Glacier Climbing in Iceland
Iceland is often called "The Land of Fire & Ice" so our trip would've not been complete without climbing one of its glaciers. Over 10% of Iceland is covered by glaciers but they are receding every year. We hiked on Sólheimajökull Glacier which is an outlet from Iceland's fourth largest glacier, Mýrdalsjökull. Jökull means glacier in Icelandic.
Our hike was filled with unique sights; blue glaciers covered in blankets of snow with black lines of ash from previous volcanic eruptions. Glacier hikes should not be attempted on your own as there may be weak points and crevasses in the glacier that are covered in snow or are not visibly apparent.
We opted to meet the tour company, Arctic Adventures, on site at the Arcanum Glacier Cafe by the Sólheimajökull Glacier.
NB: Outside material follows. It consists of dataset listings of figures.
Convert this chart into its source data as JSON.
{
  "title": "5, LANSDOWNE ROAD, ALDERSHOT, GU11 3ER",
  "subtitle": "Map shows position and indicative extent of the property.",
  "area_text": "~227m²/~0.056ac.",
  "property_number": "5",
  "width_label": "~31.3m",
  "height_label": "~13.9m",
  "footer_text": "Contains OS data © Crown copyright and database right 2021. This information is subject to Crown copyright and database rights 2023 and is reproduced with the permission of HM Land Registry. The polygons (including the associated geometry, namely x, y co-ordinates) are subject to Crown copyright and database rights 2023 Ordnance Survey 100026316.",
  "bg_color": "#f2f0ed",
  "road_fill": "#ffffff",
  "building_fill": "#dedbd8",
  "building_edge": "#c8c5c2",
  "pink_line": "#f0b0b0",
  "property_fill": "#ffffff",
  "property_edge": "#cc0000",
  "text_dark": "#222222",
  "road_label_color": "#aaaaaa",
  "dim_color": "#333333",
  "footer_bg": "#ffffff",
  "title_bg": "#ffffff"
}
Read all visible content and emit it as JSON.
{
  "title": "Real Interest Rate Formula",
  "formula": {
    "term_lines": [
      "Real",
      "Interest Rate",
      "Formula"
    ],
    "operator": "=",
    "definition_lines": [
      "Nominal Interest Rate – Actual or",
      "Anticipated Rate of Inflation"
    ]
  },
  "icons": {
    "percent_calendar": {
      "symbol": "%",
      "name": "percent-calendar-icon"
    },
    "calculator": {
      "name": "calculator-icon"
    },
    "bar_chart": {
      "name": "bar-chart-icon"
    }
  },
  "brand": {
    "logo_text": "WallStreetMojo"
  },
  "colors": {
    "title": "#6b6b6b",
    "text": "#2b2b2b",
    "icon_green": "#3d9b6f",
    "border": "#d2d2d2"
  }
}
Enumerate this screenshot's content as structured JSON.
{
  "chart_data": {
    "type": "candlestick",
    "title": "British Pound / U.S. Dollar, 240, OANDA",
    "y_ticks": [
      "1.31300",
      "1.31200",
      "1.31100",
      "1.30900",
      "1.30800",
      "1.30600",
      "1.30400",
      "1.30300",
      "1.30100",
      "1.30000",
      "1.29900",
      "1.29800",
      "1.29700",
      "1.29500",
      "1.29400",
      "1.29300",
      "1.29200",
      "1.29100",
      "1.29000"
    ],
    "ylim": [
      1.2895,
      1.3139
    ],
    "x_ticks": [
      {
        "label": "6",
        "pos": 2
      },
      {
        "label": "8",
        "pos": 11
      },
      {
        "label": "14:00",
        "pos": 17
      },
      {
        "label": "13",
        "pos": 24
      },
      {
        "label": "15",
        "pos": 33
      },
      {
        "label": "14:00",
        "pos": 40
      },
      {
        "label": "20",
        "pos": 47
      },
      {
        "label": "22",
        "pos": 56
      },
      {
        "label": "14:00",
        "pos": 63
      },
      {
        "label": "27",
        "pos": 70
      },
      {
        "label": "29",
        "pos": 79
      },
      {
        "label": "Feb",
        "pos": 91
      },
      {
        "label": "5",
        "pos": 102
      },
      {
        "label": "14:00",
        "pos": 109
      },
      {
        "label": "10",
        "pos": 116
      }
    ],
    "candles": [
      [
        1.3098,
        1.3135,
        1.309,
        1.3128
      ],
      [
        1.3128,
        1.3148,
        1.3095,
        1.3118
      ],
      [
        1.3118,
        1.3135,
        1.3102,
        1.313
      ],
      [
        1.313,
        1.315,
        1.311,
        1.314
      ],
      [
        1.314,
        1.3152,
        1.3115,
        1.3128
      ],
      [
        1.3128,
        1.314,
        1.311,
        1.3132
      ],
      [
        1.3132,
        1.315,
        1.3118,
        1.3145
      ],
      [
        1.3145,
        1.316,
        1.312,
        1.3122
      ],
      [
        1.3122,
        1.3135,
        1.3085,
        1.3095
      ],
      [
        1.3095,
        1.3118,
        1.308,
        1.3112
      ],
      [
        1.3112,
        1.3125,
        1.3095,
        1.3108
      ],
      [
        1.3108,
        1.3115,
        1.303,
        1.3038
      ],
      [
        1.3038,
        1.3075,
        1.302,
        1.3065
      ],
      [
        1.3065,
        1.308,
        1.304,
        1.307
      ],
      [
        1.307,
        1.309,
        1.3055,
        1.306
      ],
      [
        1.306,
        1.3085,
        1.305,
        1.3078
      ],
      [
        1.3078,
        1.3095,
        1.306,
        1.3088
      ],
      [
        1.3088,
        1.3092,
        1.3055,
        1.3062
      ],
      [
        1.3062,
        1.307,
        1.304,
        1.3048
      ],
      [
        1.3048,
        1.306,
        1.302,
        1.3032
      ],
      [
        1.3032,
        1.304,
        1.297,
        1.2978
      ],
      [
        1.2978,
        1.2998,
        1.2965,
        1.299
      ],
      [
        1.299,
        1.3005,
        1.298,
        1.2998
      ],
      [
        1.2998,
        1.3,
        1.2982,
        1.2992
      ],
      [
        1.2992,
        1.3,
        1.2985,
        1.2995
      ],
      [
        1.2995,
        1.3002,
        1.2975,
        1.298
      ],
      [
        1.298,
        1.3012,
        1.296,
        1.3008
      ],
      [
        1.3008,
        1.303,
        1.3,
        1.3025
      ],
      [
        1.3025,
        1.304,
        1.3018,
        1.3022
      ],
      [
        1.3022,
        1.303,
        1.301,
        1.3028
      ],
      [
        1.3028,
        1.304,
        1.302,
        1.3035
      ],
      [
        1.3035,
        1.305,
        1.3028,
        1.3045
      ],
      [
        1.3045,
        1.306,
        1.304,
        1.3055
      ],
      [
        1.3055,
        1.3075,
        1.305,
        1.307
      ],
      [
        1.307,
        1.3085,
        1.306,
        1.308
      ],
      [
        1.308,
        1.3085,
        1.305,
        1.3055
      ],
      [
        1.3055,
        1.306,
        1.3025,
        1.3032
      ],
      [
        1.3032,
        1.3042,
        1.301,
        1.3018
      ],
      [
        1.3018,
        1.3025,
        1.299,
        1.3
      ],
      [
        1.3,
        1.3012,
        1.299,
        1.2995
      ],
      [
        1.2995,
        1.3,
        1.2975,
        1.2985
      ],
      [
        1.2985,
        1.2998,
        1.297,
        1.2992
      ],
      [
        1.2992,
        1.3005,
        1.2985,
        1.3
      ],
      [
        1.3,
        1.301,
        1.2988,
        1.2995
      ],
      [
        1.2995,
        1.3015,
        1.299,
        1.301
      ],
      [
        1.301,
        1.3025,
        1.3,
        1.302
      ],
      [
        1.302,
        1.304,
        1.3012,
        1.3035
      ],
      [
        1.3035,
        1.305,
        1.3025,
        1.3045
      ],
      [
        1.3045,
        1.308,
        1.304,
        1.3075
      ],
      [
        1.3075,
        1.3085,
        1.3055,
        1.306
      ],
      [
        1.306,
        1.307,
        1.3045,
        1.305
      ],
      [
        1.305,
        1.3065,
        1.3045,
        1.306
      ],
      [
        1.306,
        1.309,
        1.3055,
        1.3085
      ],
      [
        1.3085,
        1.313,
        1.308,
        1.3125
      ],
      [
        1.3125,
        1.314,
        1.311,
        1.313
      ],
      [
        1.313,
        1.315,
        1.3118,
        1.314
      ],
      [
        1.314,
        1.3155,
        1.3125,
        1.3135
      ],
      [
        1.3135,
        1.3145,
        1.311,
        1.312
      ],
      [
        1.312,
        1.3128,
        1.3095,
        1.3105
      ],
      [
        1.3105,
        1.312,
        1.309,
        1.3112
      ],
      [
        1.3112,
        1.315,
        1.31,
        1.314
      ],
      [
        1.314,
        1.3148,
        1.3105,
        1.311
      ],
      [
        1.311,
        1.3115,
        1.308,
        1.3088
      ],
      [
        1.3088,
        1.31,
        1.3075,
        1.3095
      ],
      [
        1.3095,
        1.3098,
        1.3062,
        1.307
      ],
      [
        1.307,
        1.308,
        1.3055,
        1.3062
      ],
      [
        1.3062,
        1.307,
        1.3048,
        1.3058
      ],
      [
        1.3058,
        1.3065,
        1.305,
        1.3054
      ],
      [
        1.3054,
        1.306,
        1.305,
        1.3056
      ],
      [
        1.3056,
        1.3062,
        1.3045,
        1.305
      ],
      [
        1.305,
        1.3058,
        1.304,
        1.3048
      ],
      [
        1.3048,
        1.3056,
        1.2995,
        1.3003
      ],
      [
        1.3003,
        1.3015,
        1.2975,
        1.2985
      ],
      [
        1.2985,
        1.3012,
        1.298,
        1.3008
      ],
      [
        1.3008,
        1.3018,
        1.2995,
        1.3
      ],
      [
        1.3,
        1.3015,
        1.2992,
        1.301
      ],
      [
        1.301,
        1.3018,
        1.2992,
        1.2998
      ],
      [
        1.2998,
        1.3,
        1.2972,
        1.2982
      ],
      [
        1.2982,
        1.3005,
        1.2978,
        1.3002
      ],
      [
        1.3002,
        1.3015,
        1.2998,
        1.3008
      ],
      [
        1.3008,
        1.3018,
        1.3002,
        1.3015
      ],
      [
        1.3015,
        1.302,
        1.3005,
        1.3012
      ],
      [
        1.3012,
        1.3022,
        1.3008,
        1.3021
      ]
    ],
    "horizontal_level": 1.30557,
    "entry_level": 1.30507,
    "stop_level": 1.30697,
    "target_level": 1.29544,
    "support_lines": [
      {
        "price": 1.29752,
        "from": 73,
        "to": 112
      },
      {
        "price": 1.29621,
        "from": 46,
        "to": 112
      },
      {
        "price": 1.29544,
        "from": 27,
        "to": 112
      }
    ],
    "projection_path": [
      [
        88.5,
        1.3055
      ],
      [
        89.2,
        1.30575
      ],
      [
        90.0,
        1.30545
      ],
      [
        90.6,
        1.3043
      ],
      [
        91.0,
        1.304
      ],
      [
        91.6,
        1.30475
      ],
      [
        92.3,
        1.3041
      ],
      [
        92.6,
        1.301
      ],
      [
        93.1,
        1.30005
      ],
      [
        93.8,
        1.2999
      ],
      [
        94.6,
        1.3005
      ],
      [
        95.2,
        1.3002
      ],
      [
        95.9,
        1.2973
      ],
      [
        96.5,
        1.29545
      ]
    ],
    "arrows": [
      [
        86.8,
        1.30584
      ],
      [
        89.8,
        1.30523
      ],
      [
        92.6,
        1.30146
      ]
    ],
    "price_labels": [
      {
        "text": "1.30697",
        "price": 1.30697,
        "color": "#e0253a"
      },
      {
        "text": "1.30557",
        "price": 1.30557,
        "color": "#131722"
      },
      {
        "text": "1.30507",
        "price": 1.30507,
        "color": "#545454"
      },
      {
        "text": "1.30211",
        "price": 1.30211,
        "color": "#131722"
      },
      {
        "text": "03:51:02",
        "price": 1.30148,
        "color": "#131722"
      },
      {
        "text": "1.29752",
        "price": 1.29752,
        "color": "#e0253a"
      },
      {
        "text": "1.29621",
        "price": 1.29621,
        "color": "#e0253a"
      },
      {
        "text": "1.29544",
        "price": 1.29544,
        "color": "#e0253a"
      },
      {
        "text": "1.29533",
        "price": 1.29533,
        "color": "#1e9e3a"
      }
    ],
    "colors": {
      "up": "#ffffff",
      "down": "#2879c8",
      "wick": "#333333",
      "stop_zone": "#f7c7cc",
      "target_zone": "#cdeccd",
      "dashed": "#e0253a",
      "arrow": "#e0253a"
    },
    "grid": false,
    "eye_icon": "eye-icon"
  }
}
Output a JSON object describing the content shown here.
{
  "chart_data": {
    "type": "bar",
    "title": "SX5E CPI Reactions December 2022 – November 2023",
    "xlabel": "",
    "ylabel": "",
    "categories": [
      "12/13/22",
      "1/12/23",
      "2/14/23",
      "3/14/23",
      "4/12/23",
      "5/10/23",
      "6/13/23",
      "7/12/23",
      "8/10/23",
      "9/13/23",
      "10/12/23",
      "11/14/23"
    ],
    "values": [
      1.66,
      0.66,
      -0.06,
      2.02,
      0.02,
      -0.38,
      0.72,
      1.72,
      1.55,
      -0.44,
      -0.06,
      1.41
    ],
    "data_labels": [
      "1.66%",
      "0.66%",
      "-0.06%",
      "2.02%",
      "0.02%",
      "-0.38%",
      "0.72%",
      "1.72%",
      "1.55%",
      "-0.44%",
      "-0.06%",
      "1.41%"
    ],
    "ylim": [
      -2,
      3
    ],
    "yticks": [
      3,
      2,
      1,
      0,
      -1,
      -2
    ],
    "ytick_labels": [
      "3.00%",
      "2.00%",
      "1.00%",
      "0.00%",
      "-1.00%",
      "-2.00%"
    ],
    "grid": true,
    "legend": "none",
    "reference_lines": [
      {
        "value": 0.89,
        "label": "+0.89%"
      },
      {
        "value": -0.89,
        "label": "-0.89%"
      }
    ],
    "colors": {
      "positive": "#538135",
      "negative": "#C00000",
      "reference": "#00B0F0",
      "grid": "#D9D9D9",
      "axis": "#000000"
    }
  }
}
You also have the option for pick up from Reykjavik which includes a stop to Skógafoss for an additional 5000 ISK (~$43 USD). The tour includes an optional ice climbing experience that we could not pass up. In order for everyone to have an opportunity to try ice climbing, there is a maximum of 10 people per tour.
To make us look more like true mountaineers,they gave us some crampons, helmet, harness and a bad ass ice pick. For the crampons to hold you will need to have stiff hiking boots especially for the ice climbing. We rented their mountaineering boots for an additional 1000 ISK (~$8.50 USD). Rental for snow pants was also available but we didn't find it necessary.
Our two guides really enhanced our experience with their passion and knowledge of glaciers. As glaciers have their seasonal melts, the glacial melt water finds the weak spots in the ice and moves through the ice to form moulins. Moulins are tubular shafts carved into the glacier by melted glacier water.
We learned great mountaineering techniques walking on the glacier, climbing through small tunnels (or moulins) and of course the highlight of learning to ice climb!
They say ice climbing is like rock climbing and in theory should be easier. This is because you're making your own holds (or in our case holes) with our crampons & ice climbing picks. In reality, it felt a little harder than rock climbing. Maybe it was from making the rookie mistake of using our arms more than our legs.
People say that glaciers are large but you can't really wrap your head around this until you get to see them up close. It's sad that these natural wonders are receding.
There are also other ways to see the glaciers in Iceland - snowmobile tour, glacial lagoon cruise, ice cave tour and an into the glacier tour!
Receding glaciers happen when a glacier is melting faster than it is forming from winter snow.
The largest glacier in Iceland is Vatnajökull which is also the largest glacier mass in Europe.
Glaciers are formed when the snow layer beneath starts to compress from the pressure and weight of the snow fall on top.
The dense ice absorbs all other colours except blue light, giving glaciers a beautiful turquoise blue colour.